In one example from the leaks, a bank processed in excess of $1 billion of transactions for a client before closing the relationship. It was some time after the closure of the accounts that the bank came upon information suggesting the client, a corporate entity, was owned by a man who has spent more than 20 years on the FBI’s Ten Most Wanted Fugitives list. Subsequently, the bank reported it was unable to establish ownership for the client company from the “Know Your Client” records held in London and New York.
This begs a number of questions, not the least of which is, How does a major U.S. bank not know who it is processing/potentially laundering $1 billion for?
The fact is the transaction monitoring systems used by these banks/firms do not appear to have identified any unusual/suspicious transactions, which led to the filing of these SARs. As an industry we need to ask why this happened. How did these sophisticated systems fail to identify any unusual or suspicious activity for an $80 million Ponzi scheme?
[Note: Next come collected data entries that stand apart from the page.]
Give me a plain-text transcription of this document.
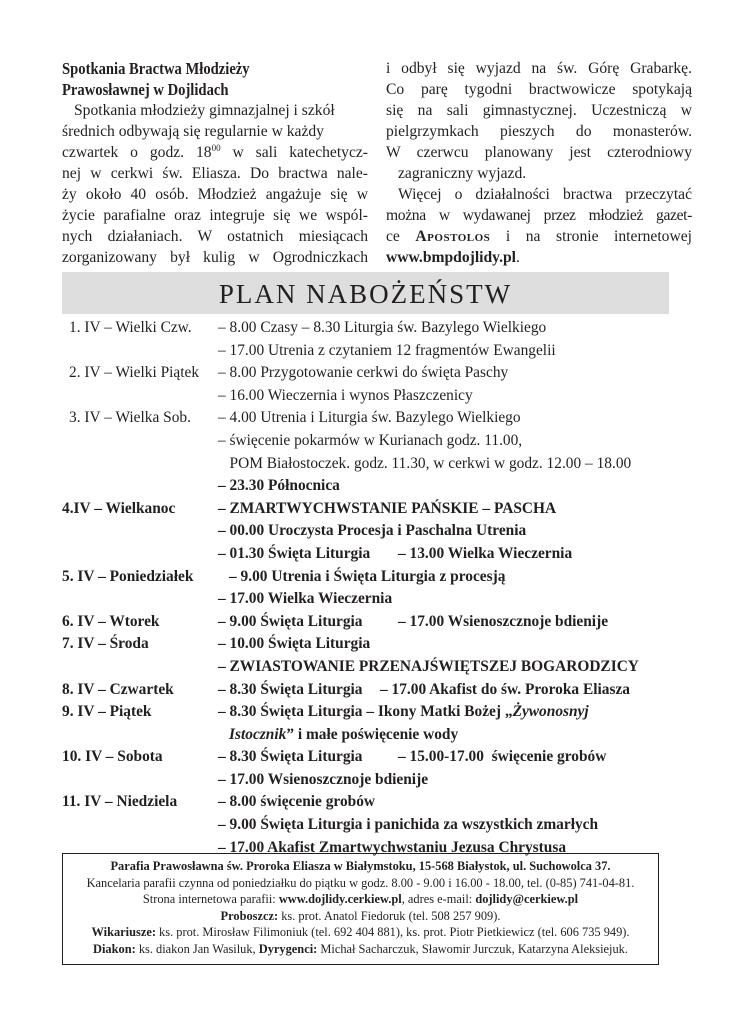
Spotkania Bractwa Młodzieży
Prawosławnej w Dojlidach

Spotkania młodzieży gimnazjalnej i szkół

średnich odbywają się regularnie w każdy

czwartek o godz. $18^{00}$ w sali katechetycz-

nej w cerkwi św. Eliasza. Do bractwa nale-

ży około 40 osób. Młodzież angażuje się w

życie parafialne oraz integruje się we wspól-

nych działaniach. W ostatnich miesiącach

zorganizowany był kulig w Ogrodniczkach

i odbył się wyjazd na św. Górę Grabarkę.

Co parę tygodni bractwowicze spotykają

się na sali gimnastycznej. Uczestniczą w

pielgrzymkach pieszych do monasterów.

W czerwcu planowany jest czterodniowy

zagraniczny wyjazd.

Więcej o działalności bractwa przeczytać

można w wydawanej przez młodzież gazet-

ce Apostolos i na stronie internetowej

www.bmpdojlidy.pl.

PLAN NABOŻEŃSTW
1. IV – Wielki Czw. – 8.00 Czasy – 8.30 Liturgia św. Bazylego Wielkiego
– 17.00 Utrenia z czytaniem 12 fragmentów Ewangelii
2. IV – Wielki Piątek – 8.00 Przygotowanie cerkwi do święta Paschy
– 16.00 Wieczernia i wynos Płaszczenicy
3. IV – Wielka Sob. – 4.00 Utrenia i Liturgia św. Bazylego Wielkiego
– święcenie pokarmów w Kurianach godz. 11.00,
POM Białostoczek. godz. 11.30, w cerkwi w godz. 12.00 – 18.00
– 23.30 Północnica
4.IV – Wielkanoc	– ZMARTWYCHWSTANIE PAŃSKIE – PASCHA
– 00.00 Uroczysta Procesja i Paschalna Utrenia
– 01.30 Święta Liturgia – 13.00 Wielka Wieczernia
5. IV – Poniedziałek – 9.00 Utrenia i Święta Liturgia z procesją
– 17.00 Wielka Wieczernia
6. IV – Wtorek	– 9.00 Święta Liturgia – 17.00 Wsienoszcznoje bdienije
7. IV – Środa	– 10.00 Święta Liturgia
– ZWIASTOWANIE PRZENAJŚWIĘTSZEJ BOGARODZICY
8. IV – Czwartek	– 8.30 Święta Liturgia – 17.00 Akafist do św. Proroka Eliasza
9. IV – Piątek	– 8.30 Święta Liturgia – Ikony Matki Bożej „Żywonosnyj
Istocznik” i małe poświęcenie wody
10. IV – Sobota	– 8.30 Święta Liturgia – 15.00-17.00  święcenie grobów
– 17.00 Wsienoszcznoje bdienije
11. IV – Niedziela	– 8.00 święcenie grobów
– 9.00 Święta Liturgia i panichida za wszystkich zmarłych
– 17.00 Akafist Zmartwychwstaniu Jezusa Chrystusa
Parafia Prawosławna św. Proroka Eliasza w Białymstoku, 15-568 Białystok, ul. Suchowolca 37.
Kancelaria parafii czynna od poniedziałku do piątku w godz. 8.00 - 9.00 i 16.00 - 18.00, tel. (0-85) 741-04-81.
Strona internetowa parafii: www.dojlidy.cerkiew.pl, adres e-mail: dojlidy@cerkiew.pl
Proboszcz: ks. prot. Anatol Fiedoruk (tel. 508 257 909).
Wikariusze: ks. prot. Mirosław Filimoniuk (tel. 692 404 881), ks. prot. Piotr Pietkiewicz (tel. 606 735 949).
Diakon: ks. diakon Jan Wasiluk, Dyrygenci: Michał Sacharczuk, Sławomir Jurczuk, Katarzyna Aleksiejuk.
What lessons do we all need to learn, and what adjustments do we need to make?
To be blunt, most current transaction monitoring systems are failing to deliver effective outcomes. The analysis of transactions against rules based upon value, volume, and frequency is ineffective, and drawing upon the information within the leaks, it fails to identify significant numbers of transactions that are subsequently reported as suspicious.
What the leaks have shown everybody is that media, particularly negative media monitoring, is far more effective and, therefore, more efficient. For example, the leaks refer to an address in the United Kingdom ranking as one of the highest-risk money laundering locations in the world. This is far from unique—there are many more locations with similar track records and connections to money laundering allegations and investigations. But given the high-profile publication and broadcasting of the “FinCEN Files,” it will be foolish for a firm to continue to provide services or process payments to/from corporate entities registered at the exposed business address in a leafy suburb of North London.
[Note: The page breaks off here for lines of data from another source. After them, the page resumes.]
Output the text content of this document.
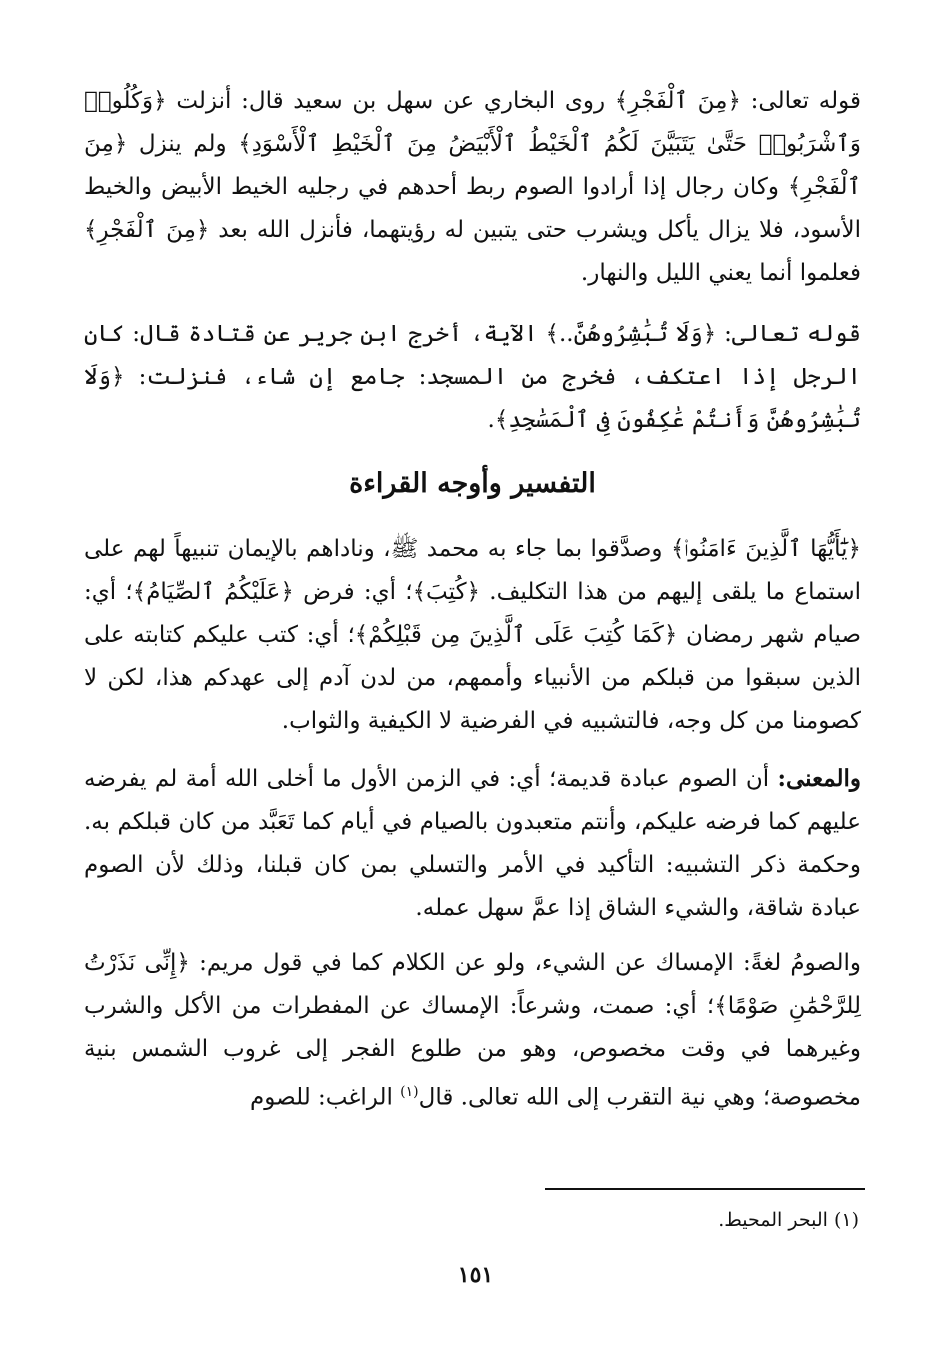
قوله تعالى: ﴿مِنَ ٱلْفَجْرِ﴾ روى البخاري عن سهل بن سعيد قال: أنزلت ﴿وَكُلُوا۟ وَٱشْرَبُوا۟ حَتَّىٰ يَتَبَيَّنَ لَكُمُ ٱلْخَيْطُ ٱلْأَبْيَضُ مِنَ ٱلْخَيْطِ ٱلْأَسْوَدِ﴾ ولم ينزل ﴿مِنَ ٱلْفَجْرِ﴾ وكان رجال إذا أرادوا الصوم ربط أحدهم في رجليه الخيط الأبيض والخيط الأسود، فلا يزال يأكل ويشرب حتى يتبين له رؤيتهما، فأنزل الله بعد ﴿مِنَ ٱلْفَجْرِ﴾ فعلموا أنما يعني الليل والنهار.

قوله تعالى: ﴿وَلَا تُبَٰشِرُوهُنَّ..﴾ الآية، أخرج ابن جرير عن قتادة قال: كان الرجل إذا اعتكف، فخرج من المسجد: جامع إن شاء، فنزلت: ﴿وَلَا تُبَٰشِرُوهُنَّ وَأَنتُمْ عَٰكِفُونَ فِى ٱلْمَسَٰجِدِ﴾.

التفسير وأوجه القراءة

﴿يَٰٓأَيُّهَا ٱلَّذِينَ ءَامَنُوا۟﴾ وصدَّقوا بما جاء به محمد ﷺ، وناداهم بالإيمان تنبيهاً لهم على استماع ما يلقى إليهم من هذا التكليف. ﴿كُتِبَ﴾؛ أي: فرض ﴿عَلَيْكُمُ ٱلصِّيَامُ﴾؛ أي: صيام شهر رمضان ﴿كَمَا كُتِبَ عَلَى ٱلَّذِينَ مِن قَبْلِكُمْ﴾؛ أي: كتب عليكم كتابته على الذين سبقوا من قبلكم من الأنبياء وأممهم، من لدن آدم إلى عهدكم هذا، لكن لا كصومنا من كل وجه، فالتشبيه في الفرضية لا الكيفية والثواب.

والمعنى: أن الصوم عبادة قديمة؛ أي: في الزمن الأول ما أخلى الله أمة لم يفرضه عليهم كما فرضه عليكم، وأنتم متعبدون بالصيام في أيام كما تَعَبَّد من كان قبلكم به. وحكمة ذكر التشبيه: التأكيد في الأمر والتسلي بمن كان قبلنا، وذلك لأن الصوم عبادة شاقة، والشيء الشاق إذا عمَّ سهل عمله.

والصومُ لغةً: الإمساك عن الشيء، ولو عن الكلام كما في قول مريم: ﴿إِنِّى نَذَرْتُ لِلرَّحْمَٰنِ صَوْمًا﴾؛ أي: صمت، وشرعاً: الإمساك عن المفطرات من الأكل والشرب وغيرهما في وقت مخصوص، وهو من طلوع الفجر إلى غروب الشمس بنية مخصوصة؛ وهي نية التقرب إلى الله تعالى. قال$^{(١)}$ الراغب: للصوم

(١) البحر المحيط.
١٥١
As such, might it be time to move the AML transaction monitoring lens more toward text rather than numbers? The text is more specific, constant, and robust; whereas numbers are accurate, this only applies to the economic value of a transaction. Moreover, numbers constantly change, but corporate names and addresses tend to remain static.
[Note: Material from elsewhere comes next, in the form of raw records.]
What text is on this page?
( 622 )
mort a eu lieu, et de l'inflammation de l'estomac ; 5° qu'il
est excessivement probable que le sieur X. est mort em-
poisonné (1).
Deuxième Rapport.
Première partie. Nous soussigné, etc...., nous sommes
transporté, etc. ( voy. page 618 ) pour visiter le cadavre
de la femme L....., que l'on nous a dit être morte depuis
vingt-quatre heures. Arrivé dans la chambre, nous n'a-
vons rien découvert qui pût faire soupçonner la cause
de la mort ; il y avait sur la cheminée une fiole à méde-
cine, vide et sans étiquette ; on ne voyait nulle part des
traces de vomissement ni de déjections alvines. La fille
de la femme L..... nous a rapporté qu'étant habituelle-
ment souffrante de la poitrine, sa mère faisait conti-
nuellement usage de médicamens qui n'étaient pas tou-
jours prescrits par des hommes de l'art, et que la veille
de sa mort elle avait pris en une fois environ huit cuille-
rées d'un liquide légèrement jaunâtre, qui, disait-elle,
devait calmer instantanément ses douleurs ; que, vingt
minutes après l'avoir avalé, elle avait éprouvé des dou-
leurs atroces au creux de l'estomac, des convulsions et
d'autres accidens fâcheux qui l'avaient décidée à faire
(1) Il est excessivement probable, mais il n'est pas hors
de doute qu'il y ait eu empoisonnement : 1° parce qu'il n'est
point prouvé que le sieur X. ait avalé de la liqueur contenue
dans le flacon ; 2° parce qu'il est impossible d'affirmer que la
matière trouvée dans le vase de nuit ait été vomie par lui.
The leaks suggest that had the banks/firms been monitoring against payer and payee names and addresses then some of the connected money laundering issues may not have arisen—banks would have blocked the transactions, rejected the business, and closed client relationships.
There is a list of high-risk money laundering addresses created by authorities in the United States, and similar lists have been created by the Organized Crime and Corruption Reporting Project. Historically, the Metropolitan Police Fraud Squad in the United Kingdom has maintained a list of known business accommodation addresses, mailbox providers, and company formation/management agents. In sum, the data is available, and when combined with data extracted from prior money laundering cases, such as the Danske Bank case, it is possible to create a powerful data set to monitor transactions against.